Thursday, March 4, 2010

A glimpse into the corridors of financial power

A good read from Vanity Fair....Larry Fink's $12 trillion shadow.

Excerpt that I found particularly interesting:

He now says he lost money at First Boston because no one really understood the risks involved. The computer systems were inadequate, and so were the programs that measured the impact of key variables such as changes in interest rates. “We built this giant machine, and it was making a lot of money—until it didn’t,” Fink says. “We didn’t know why we were making so much money. We didn’t have the risk tools to understand that risk. It’s what I tell everybody today: you should analyze your portfolio just as much when you are making money, because you could be taking on too much risk.”
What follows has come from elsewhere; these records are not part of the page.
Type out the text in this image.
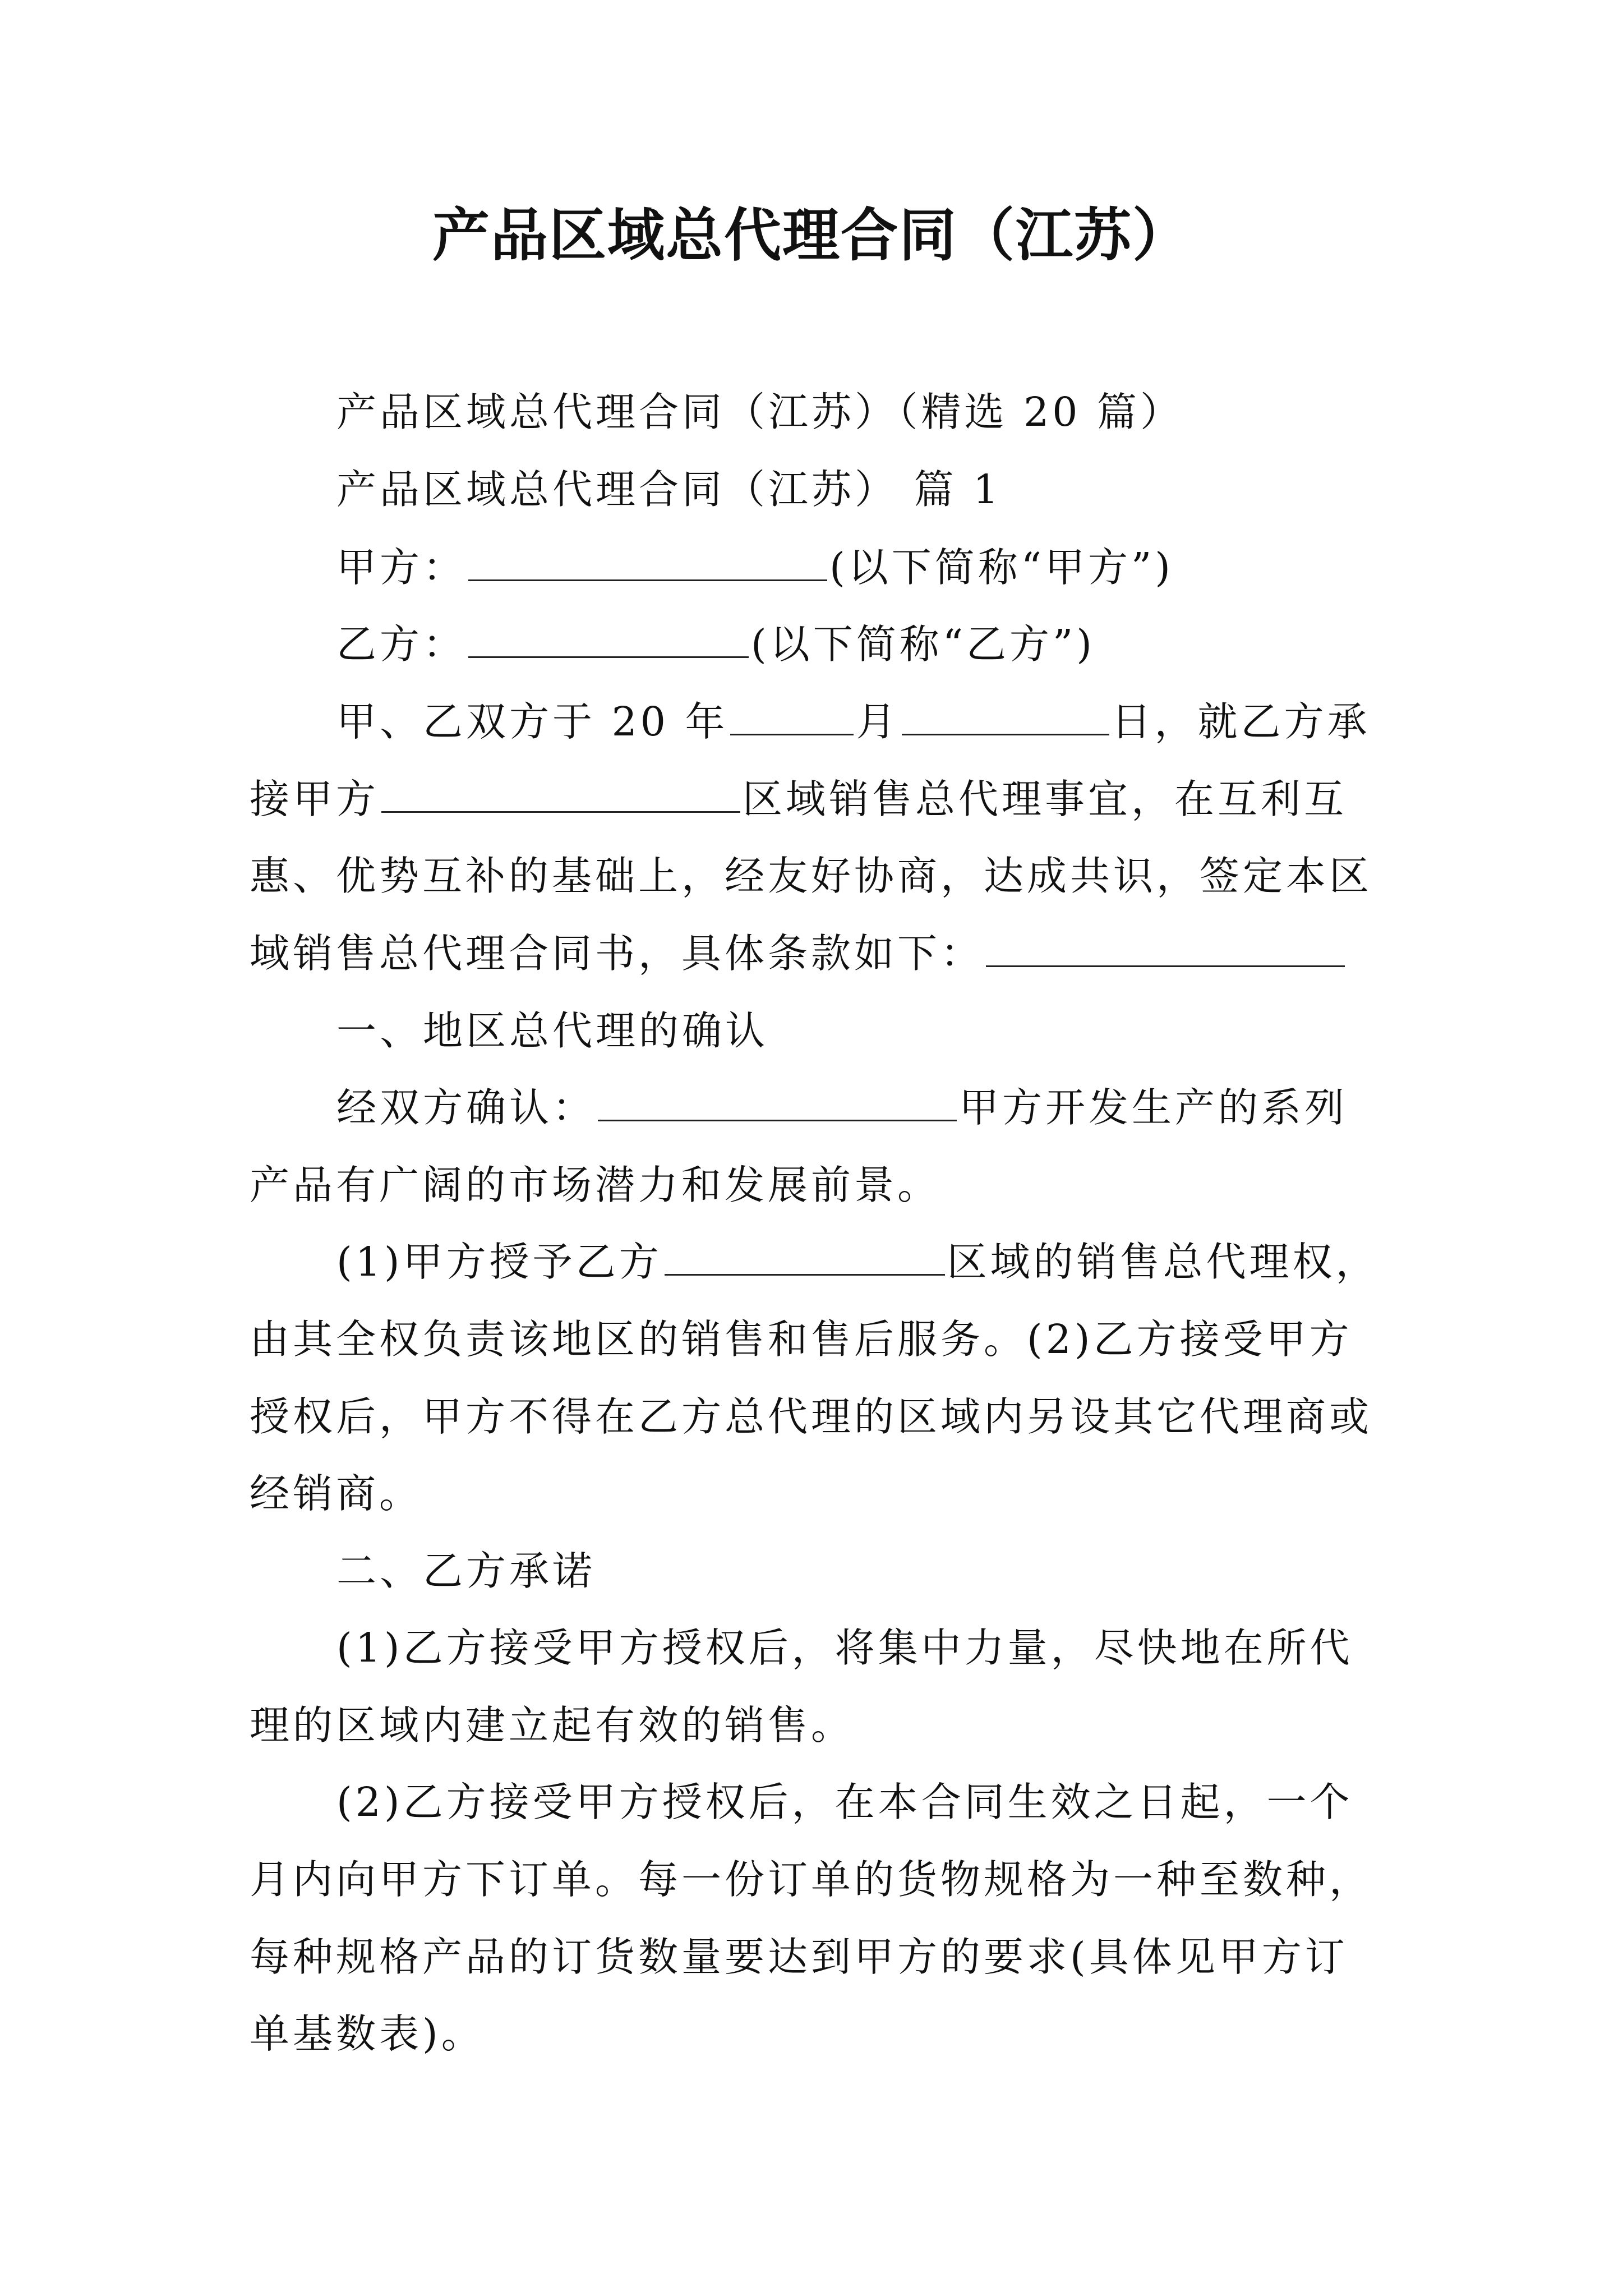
产品区域总代理合同（江苏）

产品区域总代理合同（江苏）（精选 20 篇）

产品区域总代理合同（江苏） 篇 1

甲方：	(以下简称“甲方”)

乙方：	(以下简称“乙方”)

甲、乙双方于 20 年	月	日，就乙方承

接甲方	区域销售总代理事宜，在互利互

惠、优势互补的基础上，经友好协商，达成共识，签定本区

域销售总代理合同书，具体条款如下：

一、地区总代理的确认

经双方确认：	甲方开发生产的系列

产品有广阔的市场潜力和发展前景。

(1)甲方授予乙方	区域的销售总代理权，

由其全权负责该地区的销售和售后服务。(2)乙方接受甲方

授权后，甲方不得在乙方总代理的区域内另设其它代理商或

经销商。

二、乙方承诺

(1)乙方接受甲方授权后，将集中力量，尽快地在所代

理的区域内建立起有效的销售。

(2)乙方接受甲方授权后，在本合同生效之日起，一个

月内向甲方下订单。每一份订单的货物规格为一种至数种，

每种规格产品的订货数量要达到甲方的要求(具体见甲方订

单基数表)。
Seared by his fall from grace at First Boston, Fink vowed never again to be in a position where he did not fully understand the risks he was taking in the market. What Fink had also come to see during his years at First Boston was how little his clients—pension funds, corporations, state and local governments—understood about the risks they were taking. Indeed, he says they were almost completely dependent on Wall Street firms to measure their risk—which was something, he knew from experience, that Wall Street did poorly. And so he decided to build a company that would not only invest money for clients but offer them sophisticated risk management too.

Worth taking the time to read the whole thing.